Is The Pale Blue Eye a True Story?
No, ‘The Pale Blue Eye’ is not based on a true story. Scott Cooper’s film is an adaptation of Louis Bayard’s eponymous 2003 historical novel, a fictional account of Edgar Allan Poe’s emerging days as a poet. Like the character, Poe did attend the Military Academy during his early years as a poet. However, every detail accompanying this fact in the novel was conceived by Bayard and adapted to the screen by Cooper.
The author, like the director, ultimately wanted to create a fictional “origin story” for the acclaimed writer, influenced by the works of the same. Bayard’s decision to integrate typical Poe themes like occultism and satanism into the narrative of his novel wasn’t accidental. “This is really an Edgar Allan Poe origin story, so you have to have the themes that ultimately influence this young unformed writer to become the writer he became,” Cooper told Collider.
“What I’m saying is: these events that occur in our film shaped his worldview and helped him become the writer that he became – with the recurring themes that deal with the questions of death and the effects of decomposition and reanimation of the dead and mourning – all those things that are considered part of his dark romanticism,” the director told Netflix’s Tudum. Bayard conceived Poe’s fictional origin story as a father-son relationship drama, leading the writer to create Detective Augustus Landor.

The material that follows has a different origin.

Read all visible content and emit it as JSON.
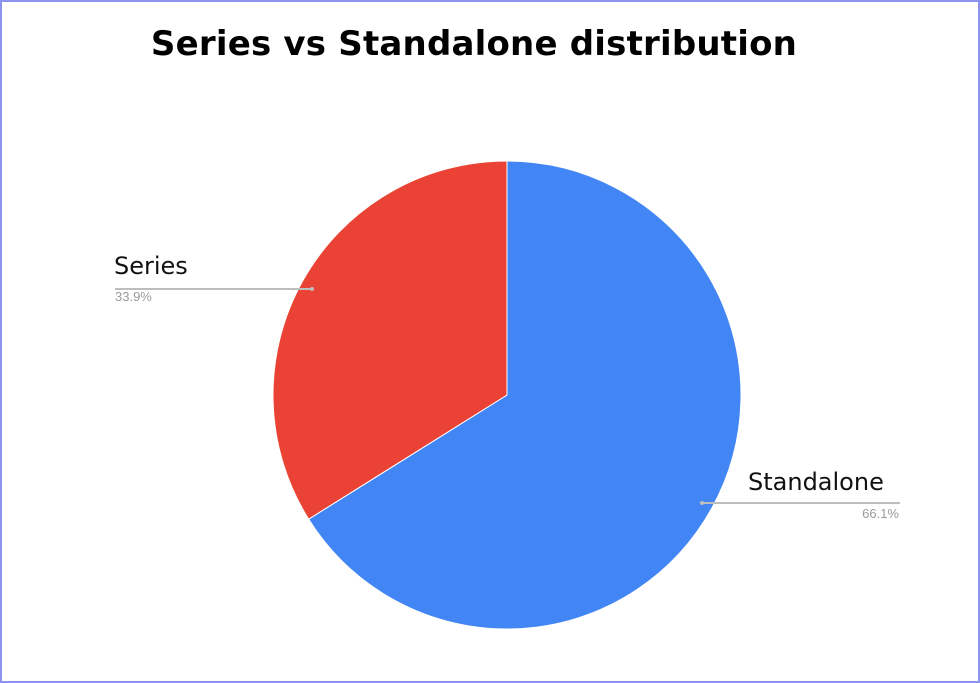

“I needed a detective, somebody who could be Poe’s mentor and father figure as they solved this crime together,” Bayard stated in the same interview. The author dived into Poe’s bibliography to come up with the detective’s name. “The name Gus comes from C. Auguste Dupin, who was the detective in Poe’s stories ‘The Murders in the Rue Morgue’ and ‘The Purloined Letter,'” the author added. As far as the last name is concerned, Bayard sought the same in Poe’s short story ‘Landor’s Cottage.’
The father-son relationship between Landor and Poe and the latter’s togetherness with Lea Marquis enabled Cooper to offer a fictionalized but unconventional portrayal of the world-renowned writer. “I wanted to tell a formative Poe story, where he is warm and witty and prone to poetic and romantic fantasy, and someone we’re not accustomed to seeing on the screen,” Cooper told Deadline.

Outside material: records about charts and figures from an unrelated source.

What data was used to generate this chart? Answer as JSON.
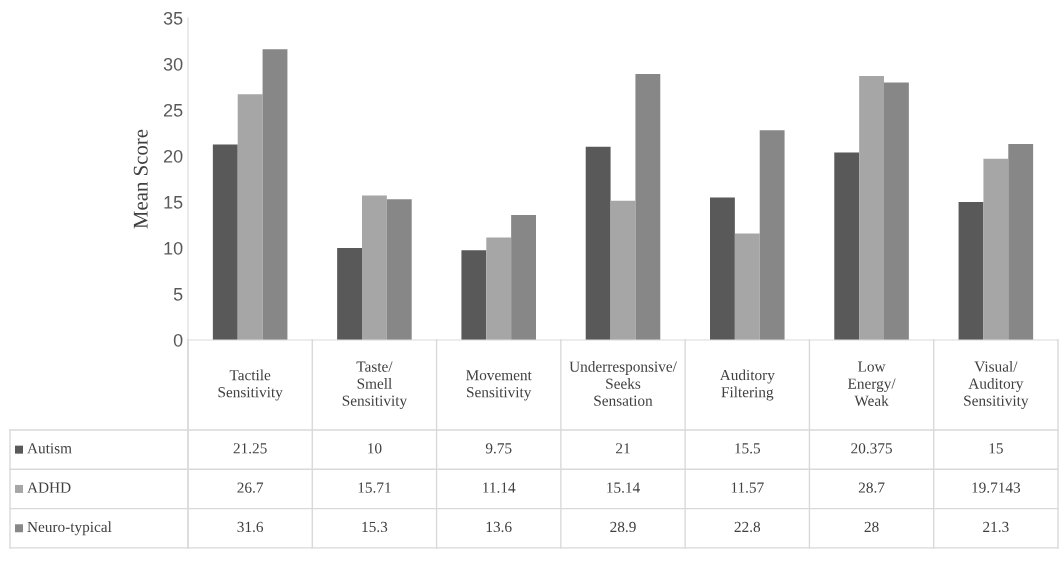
{
  "chart_data": {
    "type": "bar",
    "ylabel": "Mean Score",
    "categories": [
      "Tactile Sensitivity",
      "Taste/Smell Sensitivity",
      "Movement Sensitivity",
      "Underresponsive/Seeks Sensation",
      "Auditory Filtering",
      "Low Energy/Weak",
      "Visual/Auditory Sensitivity"
    ],
    "series": [
      {
        "name": "Autism",
        "color": "#595959",
        "values": [
          21.25,
          10,
          9.75,
          21,
          15.5,
          20.375,
          15
        ]
      },
      {
        "name": "ADHD",
        "color": "#a6a6a6",
        "values": [
          26.7,
          15.71,
          11.14,
          15.14,
          11.57,
          28.7,
          19.7143
        ]
      },
      {
        "name": "Neuro-typical",
        "color": "#878787",
        "values": [
          31.6,
          15.3,
          13.6,
          28.9,
          22.8,
          28,
          21.3
        ]
      }
    ],
    "ylim": [
      0,
      35
    ],
    "yticks": [
      0,
      5,
      10,
      15,
      20,
      25,
      30,
      35
    ],
    "grid": false,
    "legend": "bottom",
    "data_labels": true
  }
}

By offering such a portrayal of Poe, both Bayard and Cooper deconstructed the scary notions associated with the “master of the macabre” and explored the vulnerabilities he might have had as an emerging poet. Although the author and the filmmaker’s works are fictional, they had to keep their works rooted in reality since they were fictionalizing a real-life figure’s life. Thus, the setting of the actual United States Military Academy, located in West Point, New York, enhances the authenticity of both the novel and the movie.
But ultimately, both Bayard and Cooper weren’t interested in a biographical account of Poe. “It [adapting Bayard’s novel] allowed me to do three things: make a film that’s a whodunit; [tell] a father-and-son love story — a kinship between two men who are loners who live on the margins of society; and then, of course, this could serve as a Poe origin story,” Cooper told Tudum about the foundations of his film.